Greenprint Projects

Santa Barbara Greenprint

California

Man fishing along a beach.
CA Beach Scene Man fishing off of Jalama Beach in Santa Barbara County. © Richard Herrmann

The Santa Barbara County Association of Governments (SBCAG) developed a greenprint as part of their Regional Transportation Plan/Sustainable Community Strategy (RTP/SCS), mandated by California law SB 375. SBCAG developed the greenprint to illustrate areas within the county which encompass public lands, open space, habitat, 100-year floodplains, and farmland to inform their growth patterns and to discourage development in the areas identified with these values.
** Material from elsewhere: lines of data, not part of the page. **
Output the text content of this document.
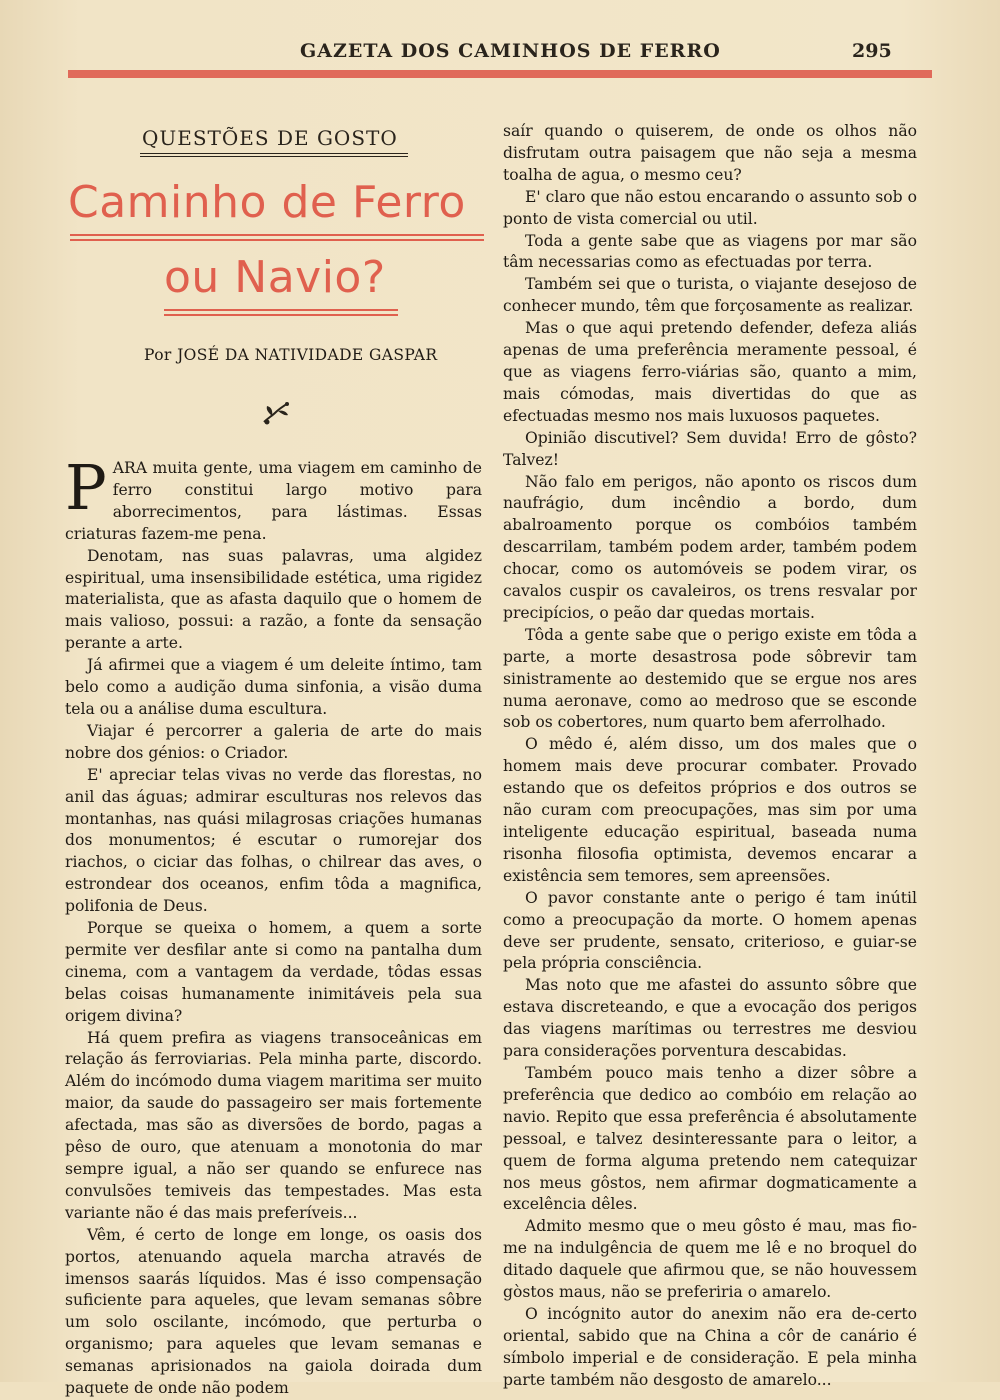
GAZETA DOS CAMINHOS DE FERRO	295
QUESTÕES DE GOSTO
Caminho de Ferro
ou Navio?
Por JOSÉ DA NATIVIDADE GASPAR

PARA muita gente, uma viagem em caminho de ferro constitui largo motivo para aborrecimentos, para lástimas. Essas criaturas fazem-me pena.

Denotam, nas suas palavras, uma algidez espiritual, uma insensibilidade estética, uma rigidez materialista, que as afasta daquilo que o homem de mais valioso, possui: a razão, a fonte da sensação perante a arte.

Já afirmei que a viagem é um deleite íntimo, tam belo como a audição duma sinfonia, a visão duma tela ou a análise duma escultura.

Viajar é percorrer a galeria de arte do mais nobre dos génios: o Criador.

E' apreciar telas vivas no verde das florestas, no anil das águas; admirar esculturas nos relevos das montanhas, nas quási milagrosas criações humanas dos monumentos; é escutar o rumorejar dos riachos, o ciciar das folhas, o chilrear das aves, o estrondear dos oceanos, enfim tôda a magnifica, polifonia de Deus.

Porque se queixa o homem, a quem a sorte permite ver desfilar ante si como na pantalha dum cinema, com a vantagem da verdade, tôdas essas belas coisas humanamente inimitáveis pela sua origem divina?

Há quem prefira as viagens transoceânicas em relação ás ferroviarias. Pela minha parte, discordo. Além do incómodo duma viagem maritima ser muito maior, da saude do passageiro ser mais fortemente afectada, mas são as diversões de bordo, pagas a pêso de ouro, que atenuam a monotonia do mar sempre igual, a não ser quando se enfurece nas convulsões temiveis das tempestades. Mas esta variante não é das mais preferíveis...

Vêm, é certo de longe em longe, os oasis dos portos, atenuando aquela marcha através de imensos saarás líquidos. Mas é isso compensação suficiente para aqueles, que levam semanas sôbre um solo oscilante, incómodo, que perturba o organismo; para aqueles que levam semanas e semanas aprisionados na gaiola doirada dum paquete de onde não podem

saír quando o quiserem, de onde os olhos não disfrutam outra paisagem que não seja a mesma toalha de agua, o mesmo ceu?

E' claro que não estou encarando o assunto sob o ponto de vista comercial ou util.

Toda a gente sabe que as viagens por mar são tâm necessarias como as efectuadas por terra.

Também sei que o turista, o viajante desejoso de conhecer mundo, têm que forçosamente as realizar.

Mas o que aqui pretendo defender, defeza aliás apenas de uma preferência meramente pessoal, é que as viagens ferro-viárias são, quanto a mim, mais cómodas, mais divertidas do que as efectuadas mesmo nos mais luxuosos paquetes.

Opinião discutivel? Sem duvida! Erro de gôsto? Talvez!

Não falo em perigos, não aponto os riscos dum naufrágio, dum incêndio a bordo, dum abalroamento porque os combóios também descarrilam, também podem arder, também podem chocar, como os automóveis se podem virar, os cavalos cuspir os cavaleiros, os trens resvalar por precipícios, o peão dar quedas mortais.

Tôda a gente sabe que o perigo existe em tôda a parte, a morte desastrosa pode sôbrevir tam sinistramente ao destemido que se ergue nos ares numa aeronave, como ao medroso que se esconde sob os cobertores, num quarto bem aferrolhado.

O mêdo é, além disso, um dos males que o homem mais deve procurar combater. Provado estando que os defeitos próprios e dos outros se não curam com preocupações, mas sim por uma inteligente educação espiritual, baseada numa risonha filosofia optimista, devemos encarar a existência sem temores, sem apreensões.

O pavor constante ante o perigo é tam inútil como a preocupação da morte. O homem apenas deve ser prudente, sensato, criterioso, e guiar-se pela própria consciência.

Mas noto que me afastei do assunto sôbre que estava discreteando, e que a evocação dos perigos das viagens marítimas ou terrestres me desviou para considerações porventura descabidas.

Também pouco mais tenho a dizer sôbre a preferência que dedico ao combóio em relação ao navio. Repito que essa preferência é absolutamente pessoal, e talvez desinteressante para o leitor, a quem de forma alguma pretendo nem catequizar nos meus gôstos, nem afirmar dogmaticamente a excelência dêles.

Admito mesmo que o meu gôsto é mau, mas fio-me na indulgência de quem me lê e no broquel do ditado daquele que afirmou que, se não houvessem gòstos maus, não se preferiria o amarelo.

O incógnito autor do anexim não era de-certo oriental, sabido que na China a côr de canário é símbolo imperial e de consideração. E pela minha parte também não desgosto de amarelo...
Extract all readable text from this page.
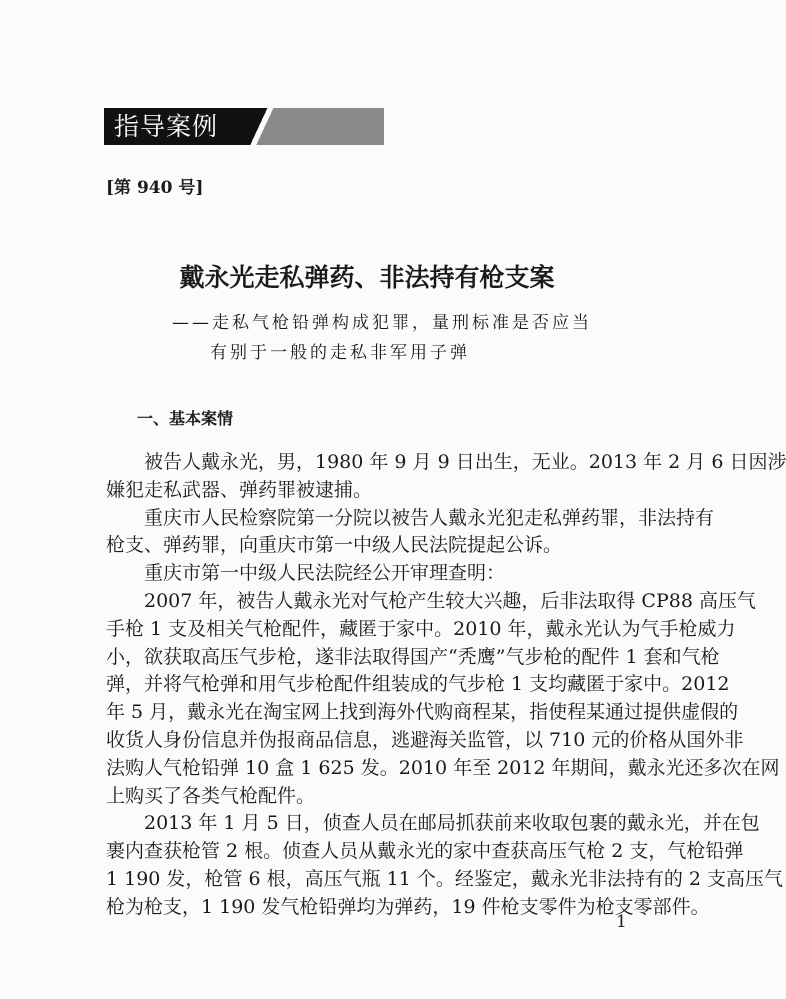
指导案例
[第 940 号]
戴永光走私弹药、非法持有枪支案
——走私气枪铅弹构成犯罪，量刑标准是否应当
有别于一般的走私非军用子弹
一、基本案情
被告人戴永光，男，1980 年 9 月 9 日出生，无业。2013 年 2 月 6 日因涉
嫌犯走私武器、弹药罪被逮捕。
重庆市人民检察院第一分院以被告人戴永光犯走私弹药罪，非法持有
枪支、弹药罪，向重庆市第一中级人民法院提起公诉。
重庆市第一中级人民法院经公开审理查明：
2007 年，被告人戴永光对气枪产生较大兴趣，后非法取得 CP88 高压气
手枪 1 支及相关气枪配件，藏匿于家中。2010 年，戴永光认为气手枪威力
小，欲获取高压气步枪，遂非法取得国产“秃鹰”气步枪的配件 1 套和气枪
弹，并将气枪弹和用气步枪配件组装成的气步枪 1 支均藏匿于家中。2012
年 5 月，戴永光在淘宝网上找到海外代购商程某，指使程某通过提供虚假的
收货人身份信息并伪报商品信息，逃避海关监管，以 710 元的价格从国外非
法购人气枪铅弹 10 盒 1 625 发。2010 年至 2012 年期间，戴永光还多次在网
上购买了各类气枪配件。
2013 年 1 月 5 日，侦查人员在邮局抓获前来收取包裹的戴永光，并在包
裹内查获枪管 2 根。侦查人员从戴永光的家中查获高压气枪 2 支，气枪铅弹
1 190 发，枪管 6 根，高压气瓶 11 个。经鉴定，戴永光非法持有的 2 支高压气
枪为枪支，1 190 发气枪铅弹均为弹药，19 件枪支零件为枪支零部件。
1
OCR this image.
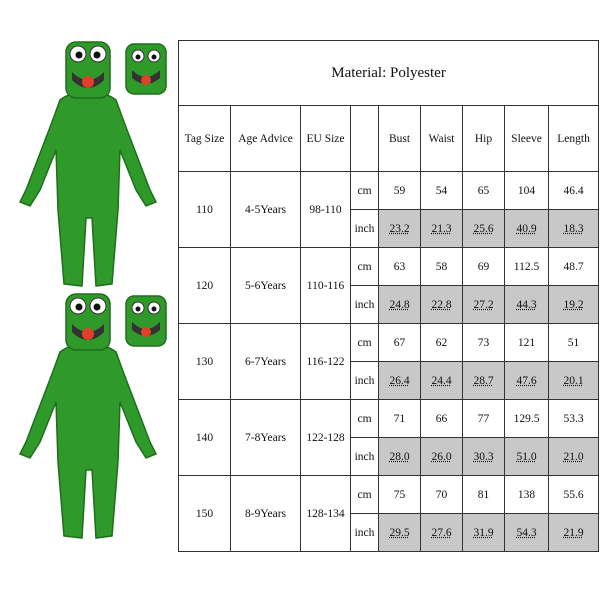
Material: Polyester								
Tag Size	Age Advice	EU Size		Bust	Waist	Hip	Sleeve	Length
110	4-5Years	98-110	cm	59	54	65	104	46.4
			inch	23.2	21.3	25.6	40.9	18.3
120	5-6Years	110-116	cm	63	58	69	112.5	48.7
			inch	24.8	22.8	27.2	44.3	19.2
130	6-7Years	116-122	cm	67	62	73	121	51
			inch	26.4	24.4	28.7	47.6	20.1
140	7-8Years	122-128	cm	71	66	77	129.5	53.3
			inch	28.0	26.0	30.3	51.0	21.0
150	8-9Years	128-134	cm	75	70	81	138	55.6
			inch	29.5	27.6	31.9	54.3	21.9
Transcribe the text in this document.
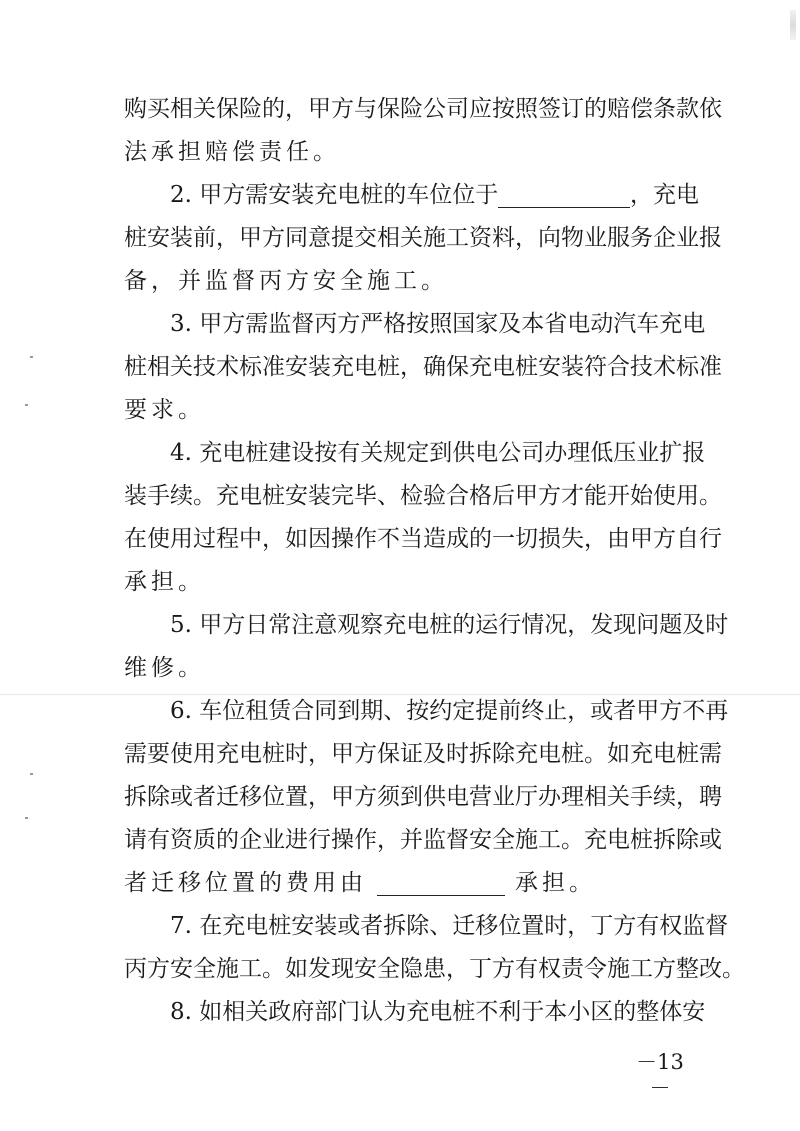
购买相关保险的，甲方与保险公司应按照签订的赔偿条款依
法承担赔偿责任。
2. 甲方需安装充电桩的车位位于	，充电
桩安装前，甲方同意提交相关施工资料，向物业服务企业报
备，并监督丙方安全施工。
3. 甲方需监督丙方严格按照国家及本省电动汽车充电
桩相关技术标准安装充电桩，确保充电桩安装符合技术标准
要求。
4. 充电桩建设按有关规定到供电公司办理低压业扩报
装手续。充电桩安装完毕、检验合格后甲方才能开始使用。
在使用过程中，如因操作不当造成的一切损失，由甲方自行
承担。
5. 甲方日常注意观察充电桩的运行情况，发现问题及时
维修。
6. 车位租赁合同到期、按约定提前终止，或者甲方不再
需要使用充电桩时，甲方保证及时拆除充电桩。如充电桩需
拆除或者迁移位置，甲方须到供电营业厅办理相关手续，聘
请有资质的企业进行操作，并监督安全施工。充电桩拆除或
者迁移位置的费用由	承担。
7. 在充电桩安装或者拆除、迁移位置时，丁方有权监督
丙方安全施工。如发现安全隐患，丁方有权责令施工方整改。
8. 如相关政府部门认为充电桩不利于本小区的整体安
－13－
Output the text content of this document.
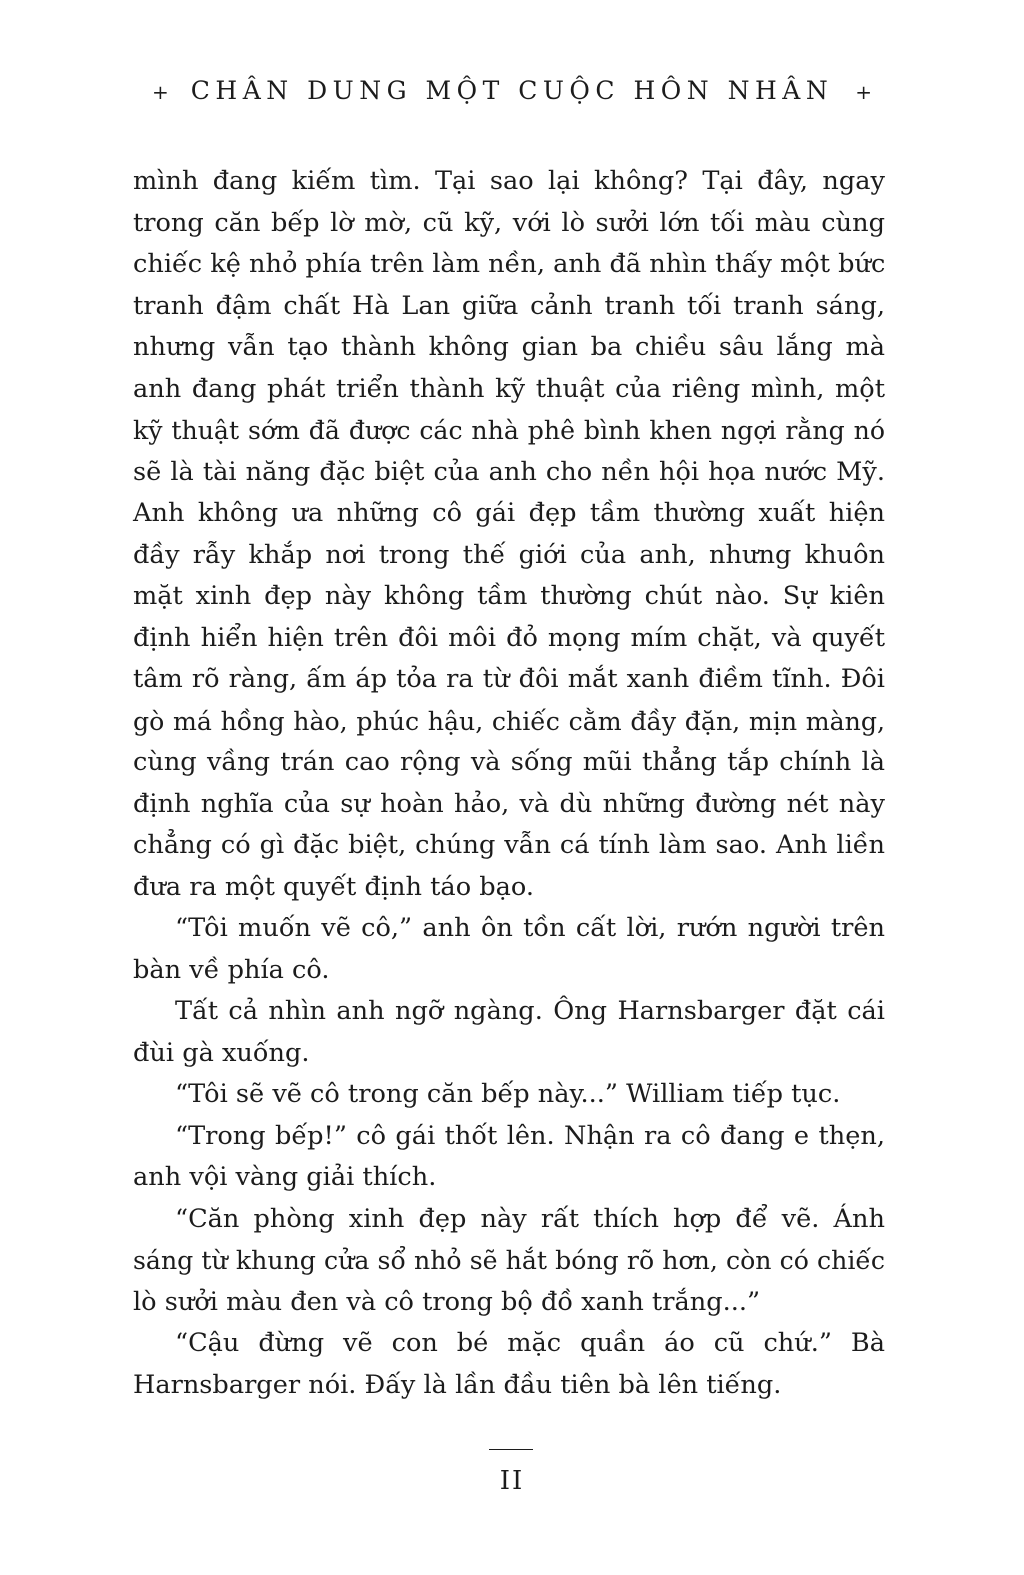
+ CHÂN DUNG MỘT CUỘC HÔN NHÂN +
mình đang kiếm tìm. Tại sao lại không? Tại đây, ngay
trong căn bếp lờ mờ, cũ kỹ, với lò sưởi lớn tối màu cùng
chiếc kệ nhỏ phía trên làm nền, anh đã nhìn thấy một bức
tranh đậm chất Hà Lan giữa cảnh tranh tối tranh sáng,
nhưng vẫn tạo thành không gian ba chiều sâu lắng mà
anh đang phát triển thành kỹ thuật của riêng mình, một
kỹ thuật sớm đã được các nhà phê bình khen ngợi rằng nó
sẽ là tài năng đặc biệt của anh cho nền hội họa nước Mỹ.
Anh không ưa những cô gái đẹp tầm thường xuất hiện
đầy rẫy khắp nơi trong thế giới của anh, nhưng khuôn
mặt xinh đẹp này không tầm thường chút nào. Sự kiên
định hiển hiện trên đôi môi đỏ mọng mím chặt, và quyết
tâm rõ ràng, ấm áp tỏa ra từ đôi mắt xanh điềm tĩnh. Đôi
gò má hồng hào, phúc hậu, chiếc cằm đầy đặn, mịn màng,
cùng vầng trán cao rộng và sống mũi thẳng tắp chính là
định nghĩa của sự hoàn hảo, và dù những đường nét này
chẳng có gì đặc biệt, chúng vẫn cá tính làm sao. Anh liền
đưa ra một quyết định táo bạo.
“Tôi muốn vẽ cô,” anh ôn tồn cất lời, rướn người trên
bàn về phía cô.
Tất cả nhìn anh ngỡ ngàng. Ông Harnsbarger đặt cái
đùi gà xuống.
“Tôi sẽ vẽ cô trong căn bếp này...” William tiếp tục.
“Trong bếp!” cô gái thốt lên. Nhận ra cô đang e thẹn,
anh vội vàng giải thích.
“Căn phòng xinh đẹp này rất thích hợp để vẽ. Ánh
sáng từ khung cửa sổ nhỏ sẽ hắt bóng rõ hơn, còn có chiếc
lò sưởi màu đen và cô trong bộ đồ xanh trắng...”
“Cậu đừng vẽ con bé mặc quần áo cũ chứ.” Bà
Harnsbarger nói. Đấy là lần đầu tiên bà lên tiếng.
II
The RTP/SCS is mandated to be updated every four years; the greenprint will be updated on the same schedule.

Year Published: 2012

State: California

Landscape Context: Coastal

Housing Density: Urban, Rural

Funding Type: Public

Habitat Focus: Developed, Herbaceous, Planted/Cultivated

Organizations Involved: Santa Barbara County Association of Governments

Values: Open Space/Habitat, Working Land

Stakeholder Involvement:

Stakeholders were involved; There was an involved public outreach process for the RTP/SCS process as mandated under SB 375. SB 375 requires Metropolitan Planning Organizations (MPO) to develop a public outreach plan for the RTP/SCS process which included the Santa Barbara Greenprint. The Santa Barbara County Association of Governments (SBCAG) created a three-tiered outreach plan to stakeholders across the region, including over forty local organizations, state and federal landowners, UC Santa Barbara, and the Chumash Tribe. The final scenario was approved by the policy board.

Planning Process:

The Santa Barbara Greenprint was developed as part of SBCAG's RTP/SCS process, so it largely followed the requirements of SB 375. The greenprint itself was developed using existing data sources overlayed in GIS.

Desired Outcomes:

The greenprint aims to ensure that open space/habitat and agriculture are recognized and respected in plans for future growth in the county by embedding the greenprint in the state-mandated RTP/SCS. The goal of the RTP/SCS is to tie land use and transportation planning with the intent to reduce greenhouse gases. The greenprint helps to constrain growth to areas that will have the least impact on values that are important to the region.

What It Accomplished:

The greenprint coincided with the regional housing needs allocation. The RTP/SCS process required SBCAG to project out thirty years to ensure that wherever growth was contemplated, the resulting transportation patterns would change in such a way that greenhouse gas emissions increased. Through planning process, SBCAG was able to achieve substantial reductions per captita through land use measures that focused on infill and Transit Oriented Development. .

The regional greenprint was presented as a basic constraint on where growth could go and was ultimately successful in that it did constrain growth in the RTP/SCS that was adopted and avoidance encroachment on open space and agricultural land. The greenprint has also been employed to provide more science and data on proposals for greenfield development in the county. These decisions are ultimately up to the cities to approve, but the greenprint shows what values are at risk if developed.